A XV Convenção de Solidariedade a Cuba em Minas Gerais

Foi realizada entre os dias 5 e 7 de abril em Contagem, Minas Gerais, a XV Convenção Nacional de Solidariedade a Cuba, que contou com a presença de mais de 50 entidades de todo o Brasil e centenas de pessoas que participaram dos debates e grupos de trabalho que se desenvolveram ao longo dos três dias do evento no SESC de Contagem.

A XV Convenção de Solidariedade a Cuba em Minas Gerais

   

    Foi realizada entre os dias 5 e 7 de abril em Contagem, Minas Gerais, a XV Convenção Nacional de Solidariedade a Cuba, que contou com a presença de mais de 50 entidades de todo o Brasil e centenas de pessoas que participaram dos debates e grupos de trabalho que se desenvolveram ao longo dos três dias do evento no SESC de Contagem. O início da Convenção contou com a participação de vários partidos políticos e entidades de todo o país que compuseram a mesa de abertura, como a Associação Cultural José Martí de Minas Gerais e de outras partes do Brasil, o (ICAP) Instituto Cubano de Amizade aos Povos, o Embaixador de Cuba no Brasil, Pedro Mosquera, a UNE (União Nacional dos Estudantes), a Ubes (União Brasileira dos Estudantes Secundaristas), os partidos PCdoB, PDT, PCB, PT, PPS e várias agremiações partidárias e do movimento social, como o MST, a CUT, entre outras.

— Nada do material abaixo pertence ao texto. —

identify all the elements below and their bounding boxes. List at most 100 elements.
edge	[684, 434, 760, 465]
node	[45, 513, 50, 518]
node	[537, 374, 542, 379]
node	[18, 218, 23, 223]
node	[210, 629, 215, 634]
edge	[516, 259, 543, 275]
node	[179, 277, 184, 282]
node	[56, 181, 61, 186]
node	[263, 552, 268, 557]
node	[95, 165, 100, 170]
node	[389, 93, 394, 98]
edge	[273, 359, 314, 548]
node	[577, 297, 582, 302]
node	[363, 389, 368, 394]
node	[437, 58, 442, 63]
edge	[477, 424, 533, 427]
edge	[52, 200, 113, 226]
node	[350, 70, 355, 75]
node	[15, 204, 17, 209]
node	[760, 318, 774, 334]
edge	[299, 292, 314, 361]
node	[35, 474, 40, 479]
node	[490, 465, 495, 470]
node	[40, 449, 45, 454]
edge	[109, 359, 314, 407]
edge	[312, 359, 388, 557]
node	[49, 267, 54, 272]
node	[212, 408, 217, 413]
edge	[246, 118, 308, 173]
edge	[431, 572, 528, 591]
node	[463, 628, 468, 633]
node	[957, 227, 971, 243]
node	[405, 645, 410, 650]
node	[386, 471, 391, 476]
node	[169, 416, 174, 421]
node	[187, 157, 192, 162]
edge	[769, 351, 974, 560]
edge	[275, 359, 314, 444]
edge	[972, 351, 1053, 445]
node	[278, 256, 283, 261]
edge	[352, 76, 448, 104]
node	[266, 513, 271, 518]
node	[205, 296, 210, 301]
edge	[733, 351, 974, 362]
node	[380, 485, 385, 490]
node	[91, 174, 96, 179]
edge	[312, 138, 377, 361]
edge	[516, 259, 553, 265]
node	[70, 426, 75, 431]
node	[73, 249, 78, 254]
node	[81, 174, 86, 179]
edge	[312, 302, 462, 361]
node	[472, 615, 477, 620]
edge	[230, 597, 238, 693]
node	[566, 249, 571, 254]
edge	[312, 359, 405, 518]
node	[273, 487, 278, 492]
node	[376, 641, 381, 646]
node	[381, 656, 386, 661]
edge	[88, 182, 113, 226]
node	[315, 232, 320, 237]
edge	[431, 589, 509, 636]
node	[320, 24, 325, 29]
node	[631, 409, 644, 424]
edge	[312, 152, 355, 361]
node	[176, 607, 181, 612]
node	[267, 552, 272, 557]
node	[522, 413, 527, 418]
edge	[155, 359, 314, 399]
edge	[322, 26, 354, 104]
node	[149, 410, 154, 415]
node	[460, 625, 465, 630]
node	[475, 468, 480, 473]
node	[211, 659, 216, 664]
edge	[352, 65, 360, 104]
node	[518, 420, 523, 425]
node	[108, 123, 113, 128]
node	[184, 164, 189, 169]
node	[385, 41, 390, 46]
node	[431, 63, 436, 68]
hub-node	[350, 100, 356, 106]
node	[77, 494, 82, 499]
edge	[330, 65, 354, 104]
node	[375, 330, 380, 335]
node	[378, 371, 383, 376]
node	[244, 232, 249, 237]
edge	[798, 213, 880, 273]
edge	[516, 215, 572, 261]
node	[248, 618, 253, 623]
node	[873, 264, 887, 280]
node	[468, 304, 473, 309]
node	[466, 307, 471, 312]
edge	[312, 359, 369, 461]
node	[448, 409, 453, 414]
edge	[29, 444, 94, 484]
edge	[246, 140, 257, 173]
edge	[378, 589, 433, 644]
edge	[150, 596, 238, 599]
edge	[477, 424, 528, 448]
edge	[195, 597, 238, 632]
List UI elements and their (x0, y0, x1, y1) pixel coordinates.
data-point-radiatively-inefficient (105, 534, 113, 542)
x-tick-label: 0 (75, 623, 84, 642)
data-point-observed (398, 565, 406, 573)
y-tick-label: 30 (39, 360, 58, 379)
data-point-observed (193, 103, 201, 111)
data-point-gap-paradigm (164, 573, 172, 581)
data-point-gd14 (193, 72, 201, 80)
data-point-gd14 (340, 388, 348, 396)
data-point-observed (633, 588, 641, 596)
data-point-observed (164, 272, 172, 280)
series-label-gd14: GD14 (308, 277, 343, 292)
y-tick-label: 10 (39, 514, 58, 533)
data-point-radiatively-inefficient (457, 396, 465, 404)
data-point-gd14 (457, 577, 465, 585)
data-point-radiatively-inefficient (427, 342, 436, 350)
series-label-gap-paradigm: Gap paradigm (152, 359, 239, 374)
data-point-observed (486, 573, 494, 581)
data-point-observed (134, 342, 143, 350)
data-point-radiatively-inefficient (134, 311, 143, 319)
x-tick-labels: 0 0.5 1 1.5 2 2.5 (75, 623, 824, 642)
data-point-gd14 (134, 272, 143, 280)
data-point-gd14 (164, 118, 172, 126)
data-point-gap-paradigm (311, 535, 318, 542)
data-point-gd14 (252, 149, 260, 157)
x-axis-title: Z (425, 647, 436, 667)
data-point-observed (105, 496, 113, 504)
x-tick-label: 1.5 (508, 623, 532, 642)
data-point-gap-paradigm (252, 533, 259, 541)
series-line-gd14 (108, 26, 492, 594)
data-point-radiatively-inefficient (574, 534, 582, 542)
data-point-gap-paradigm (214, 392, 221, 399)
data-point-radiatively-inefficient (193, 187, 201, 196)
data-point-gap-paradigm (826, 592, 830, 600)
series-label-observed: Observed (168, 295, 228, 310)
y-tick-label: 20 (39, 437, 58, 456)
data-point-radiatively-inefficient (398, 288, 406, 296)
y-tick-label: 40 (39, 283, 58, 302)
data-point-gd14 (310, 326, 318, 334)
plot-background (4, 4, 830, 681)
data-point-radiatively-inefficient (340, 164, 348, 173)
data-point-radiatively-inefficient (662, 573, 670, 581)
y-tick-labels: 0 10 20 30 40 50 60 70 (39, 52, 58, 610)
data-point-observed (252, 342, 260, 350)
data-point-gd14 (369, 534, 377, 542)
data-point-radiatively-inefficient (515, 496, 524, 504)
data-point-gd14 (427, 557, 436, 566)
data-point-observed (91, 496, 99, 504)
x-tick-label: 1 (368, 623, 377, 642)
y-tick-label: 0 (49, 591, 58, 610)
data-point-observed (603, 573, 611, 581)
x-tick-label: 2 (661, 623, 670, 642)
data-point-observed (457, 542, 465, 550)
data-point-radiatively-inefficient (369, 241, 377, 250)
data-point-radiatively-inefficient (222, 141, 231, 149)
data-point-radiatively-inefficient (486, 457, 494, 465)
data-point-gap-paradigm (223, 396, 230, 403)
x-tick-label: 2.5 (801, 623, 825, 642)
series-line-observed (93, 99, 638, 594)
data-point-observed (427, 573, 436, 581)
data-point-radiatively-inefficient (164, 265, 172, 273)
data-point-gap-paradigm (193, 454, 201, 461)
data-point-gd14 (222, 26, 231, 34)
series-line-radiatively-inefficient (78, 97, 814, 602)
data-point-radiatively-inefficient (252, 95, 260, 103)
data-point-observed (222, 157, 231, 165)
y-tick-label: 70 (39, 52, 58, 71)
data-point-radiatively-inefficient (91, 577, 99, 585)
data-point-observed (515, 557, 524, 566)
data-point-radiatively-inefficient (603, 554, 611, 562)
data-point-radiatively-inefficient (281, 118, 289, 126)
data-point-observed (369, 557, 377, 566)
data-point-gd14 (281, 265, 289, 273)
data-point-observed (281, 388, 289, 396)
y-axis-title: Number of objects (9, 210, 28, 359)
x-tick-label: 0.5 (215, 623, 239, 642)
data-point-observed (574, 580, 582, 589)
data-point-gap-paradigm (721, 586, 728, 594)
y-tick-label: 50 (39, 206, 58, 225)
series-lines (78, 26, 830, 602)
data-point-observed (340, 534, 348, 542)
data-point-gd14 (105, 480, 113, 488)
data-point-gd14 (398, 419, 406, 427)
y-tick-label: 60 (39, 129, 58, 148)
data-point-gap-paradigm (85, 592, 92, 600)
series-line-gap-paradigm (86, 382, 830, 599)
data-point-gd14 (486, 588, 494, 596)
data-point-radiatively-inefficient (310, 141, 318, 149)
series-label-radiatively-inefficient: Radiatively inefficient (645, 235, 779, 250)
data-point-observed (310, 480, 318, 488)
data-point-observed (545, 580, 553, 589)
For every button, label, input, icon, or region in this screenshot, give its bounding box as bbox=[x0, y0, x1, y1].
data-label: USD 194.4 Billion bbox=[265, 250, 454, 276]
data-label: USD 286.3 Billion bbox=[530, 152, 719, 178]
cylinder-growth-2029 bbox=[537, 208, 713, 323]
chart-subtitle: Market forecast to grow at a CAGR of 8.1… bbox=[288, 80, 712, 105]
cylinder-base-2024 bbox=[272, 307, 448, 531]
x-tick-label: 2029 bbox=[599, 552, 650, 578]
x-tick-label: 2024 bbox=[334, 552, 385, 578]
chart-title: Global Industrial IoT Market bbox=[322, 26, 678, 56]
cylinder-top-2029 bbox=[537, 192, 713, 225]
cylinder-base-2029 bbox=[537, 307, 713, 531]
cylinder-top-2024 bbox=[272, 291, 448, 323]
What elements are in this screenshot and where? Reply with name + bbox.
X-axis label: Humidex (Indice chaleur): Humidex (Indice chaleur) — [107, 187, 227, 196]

    Foi feita uma homenagem póstuma ao militante Paulo Lorenzi Petry, que sempre esteve presente a todas as convenções nacionais de solidariedade a Cuba e, que desde o processo de redemocratização do Brasil, sempre uniu forças para prestar apoio à causa da revolução cubana e da amizade entre o povo brasileiro e a população cubana. Em 1985, o companheiro Paulo Petry já defendia a solidariedade ao povo e ao processo revolucionário cubano, fundando um comitê de apoio à amizade entre Brasil e Cuba no Rio Grande do Sul, mesmo antes do restabelecimento das relações diplomáticas entre os dois países oficialmente.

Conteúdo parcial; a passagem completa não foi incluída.